The terrifying aspect of AI isn’t the artificial intelligence itself, but who happens to be at the helm. AlphaGo made moves out of the scope of human thinking. An AI isn’t bound by any human sense of regulation or morality, unless we program it to. If someone with a lack of foresight asks the computer a question, the computer might come to a solution that is potentially illegal, immoral, and even disastrous. This has already happened, when a online shopping bot, after being given $100 in bitcoin, purchased illicet drugs. Asking an artificial intelligence to “Make me the richest person alive” may result in the computer coming to the conclusion that the easiest way to do this is wipe out every person with more wealth. We have to be very careful about what we ask of a machine that has the potential to do anything. Humans, once again, are at the mercy of our own hubris.

The robot apocalypse is coming, and it won’t be a fight for your lives, it will be a fight for your livelihood. This shouldn’t be a bad thing though.

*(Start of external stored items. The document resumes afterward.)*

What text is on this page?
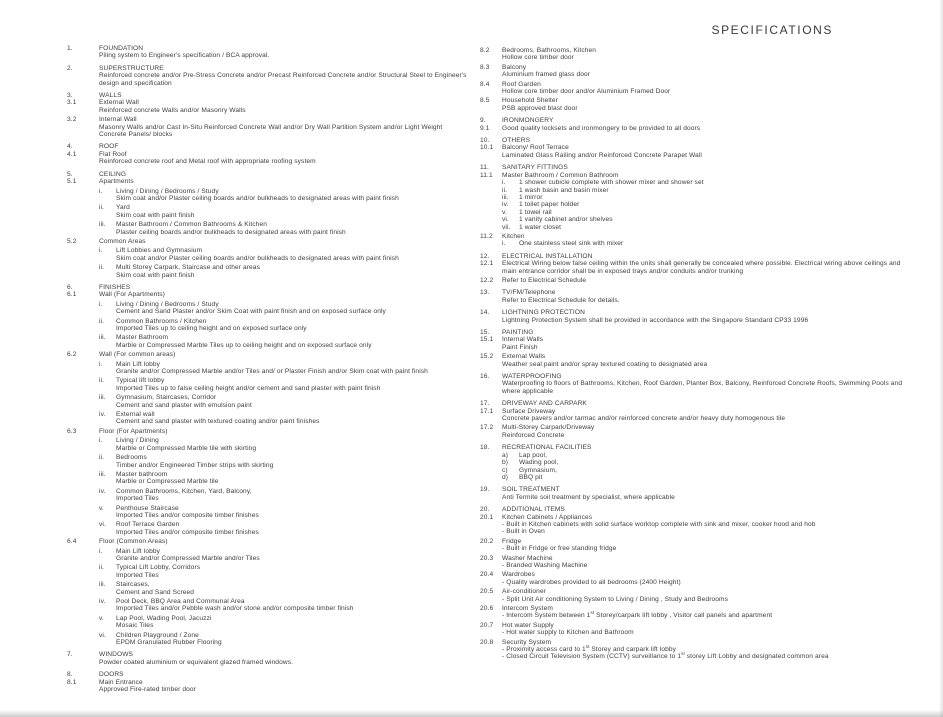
SPECIFICATIONS
1.	FOUNDATION
Piling system to Engineer's specification / BCA approval.
2.	SUPERSTRUCTURE
Reinforced concrete and/or Pre-Stress Concrete and/or Precast Reinforced Concrete and/or Structural Steel to Engineer's design and specification
3.	WALLS
3.1	External Wall
Reinforced concrete Walls and/or Masonry Walls
3.2	Internal Wall
Masonry Walls and/or Cast In-Situ Reinforced Concrete Wall and/or Dry Wall Partition System and/or Light Weight Concrete Panels/ blocks
4.	ROOF
4.1	Flat Roof
Reinforced concrete roof and Metal roof with appropriate roofing system
5.	CEILING
5.1	Apartments
i.	Living / Dining / Bedrooms / Study
Skim coat and/or Plaster ceiling boards and/or bulkheads to designated areas with paint finish
ii.	Yard
Skim coat with paint finish
iii.	Master Bathroom / Common Bathrooms & Kitchen
Plaster ceiling boards and/or bulkheads to designated areas with paint finish
5.2	Common Areas
i.	Lift Lobbies and Gymnasium
Skim coat and/or Plaster ceiling boards and/or bulkheads to designated areas with paint finish
ii.	Multi Storey Carpark, Staircase and other areas
Skim coat with paint finish
6.	FINISHES
6.1	Wall (For Apartments)
i.	Living / Dining / Bedrooms / Study
Cement and Sand Plaster and/or Skim Coat with paint finish and on exposed surface only
ii.	Common Bathrooms / Kitchen
Imported Tiles up to ceiling height and on exposed surface only
iii.	Master Bathroom
Marble or Compressed Marble Tiles up to ceiling height and on exposed surface only
6.2	Wall (For common areas)
i.	Main Lift lobby
Granite and/or Compressed Marble and/or Tiles and/ or Plaster Finish and/or Skim coat with paint finish
ii.	Typical lift lobby
Imported Tiles up to false ceiling height and/or cement and sand plaster with paint finish
iii.	Gymnasium, Staircases, Corridor
Cement and sand plaster with emulsion paint
iv.	External wall
Cement and sand plaster with textured coating and/or paint finishes
6.3	Floor (For Apartments)
i.	Living / Dining
Marble or Compressed Marble tile with skirting
ii.	Bedrooms
Timber and/or Engineered Timber strips with skirting
iii.	Master bathroom
Marble or Compressed Marble tile
iv.	Common Bathrooms, Kitchen, Yard, Balcony,
Imported Tiles
v.	Penthouse Staircase
Imported Tiles and/or composite timber finishes
vi.	Roof Terrace Garden
Imported Tiles and/or composite timber finishes
6.4	Floor (Common Areas)
i.	Main Lift lobby
Granite and/or Compressed Marble and/or Tiles
ii.	Typical Lift Lobby, Corridors
Imported Tiles
iii.	Staircases,
Cement and Sand Screed
iv.	Pool Deck, BBQ Area and Communal Area
Imported Tiles and/or Pebble wash and/or stone and/or composite timber finish
v.	Lap Pool, Wading Pool, Jacuzzi
Mosaic Tiles
vi.	Children Playground / Zone
EPDM Granulated Rubber Flooring
7.	WINDOWS
Powder coated aluminium or equivalent glazed framed windows.
8.	DOORS
8.1	Main Entrance
Approved Fire-rated timber door
8.2	Bedrooms, Bathrooms, Kitchen
Hollow core timber door
8.3	Balcony
Aluminium framed glass door
8.4	Roof Garden
Hollow core timber door and/or Aluminium Framed Door
8.5	Household Shelter
PSB approved blast door
9.	IRONMONGERY
9.1	Good quality locksets and ironmongery to be provided to all doors
10.	OTHERS
10.1	Balcony/ Roof Terrace
Laminated Glass Railing and/or Reinforced Concrete Parapet Wall
11.	SANITARY FITTINGS
11.1	Master Bathroom / Common Bathroom
i.	1 shower cubicle complete with shower mixer and shower set
ii.	1 wash basin and basin mixer
iii.	1 mirror
iv.	1 toilet paper holder
v.	1 towel rail
vi.	1 vanity cabinet and/or shelves
vii.	1 water closet
11.2	Kitchen
i.	One stainless steel sink with mixer
12.	ELECTRICAL INSTALLATION
12.1	Electrical Wiring below false ceiling within the units shall generally be concealed where possible. Electrical wiring above ceilings and main entrance corridor shall be in exposed trays and/or conduits and/or trunking
12.2	Refer to Electrical Schedule
13.	TV/FM/Telephone
Refer to Electrical Schedule for details.
14.	LIGHTNING PROTECTION
Lightning Protection System shall be provided in accordance with the Singapore Standard CP33 1996
15.	PAINTING
15.1	Internal Walls
Paint Finish
15.2	External Walls
Weather seal paint and/or spray textured coating to designated area
16.	WATERPROOFING
Waterproofing to floors of Bathrooms, Kitchen, Roof Garden, Planter Box, Balcony, Reinforced Concrete Roofs, Swimming Pools and where applicable
17.	DRIVEWAY AND CARPARK
17.1	Surface Driveway
Concrete pavers and/or tarmac and/or reinforced concrete and/or heavy duty homogenous tile
17.2	Multi-Storey Carpark/Driveway
Reinforced Concrete
18.	RECREATIONAL FACILITIES
a)	Lap pool,
b)	Wading pool,
c)	Gymnasium,
d)	BBQ pit
19.	SOIL TREATMENT
Anti Termite soil treatment by specialist, where applicable
20.	ADDITIONAL ITEMS
20.1	Kitchen Cabinets / Appliances
- Built in Kitchen cabinets with solid surface worktop complete with sink and mixer, cooker hood and hob
- Built in Oven
20.2	Fridge
- Built in Fridge or free standing fridge
20.3	Washer Machine
- Branded Washing Machine
20.4	Wardrobes
- Quality wardrobes provided to all bedrooms (2400 Height)
20.5	Air-conditioner
- Split Unit Air conditioning System to Living / Dining , Study and Bedrooms
20.6	Intercom System
- Intercom System between 1st Storey/carpark lift lobby , Visitor call panels and apartment
20.7	Hot water Supply
- Hot water supply to Kitchen and Bathroom
20.8	Security System
- Proximity access card to 1st Storey and carpark lift lobby
- Closed Circuit Television System (CCTV) surveillance to 1st storey Lift Lobby and designated common area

Computers were created to make lives easier, so that people would have more leisure time. This, for many people, hasn’t been the case. The idea of capitalism and the rules of supply and demand, is one that is slowly becoming obsolete. In the digital age, the rules are changing, and the idea of ownership has been challenged for the last decade and a half. “You wouldn’t download a car, would you?”, which is often the cry of anti-piracy legislators. If someone had the resources to do so, you can be certain they would.

To put things bluntly, if we manage this paradigm shift correctly, it could usher in the greatest renaissance the planet has ever seen. If we don’t, the inequality of the world could be gigantic, separating classes of people so thoroughly that they may as well be two different species.

If they do actually create an artificial intelligence, one capable of real, rational thought, then I’m not sure how forward I’m looking to that. The last thing I want to do is deal with my toaster having an existential crisis when I want a bagel.


The Illustrious Mr. Charlton

P.s. the only reason people think that Judgement Day would happen is because humans either subjugate or eradicate every other species on the planet.

P.s.s. once again, the real enemy is MAN!

p.s.s.s. I took some leaps here, but would love to discuss it with anyone in the future.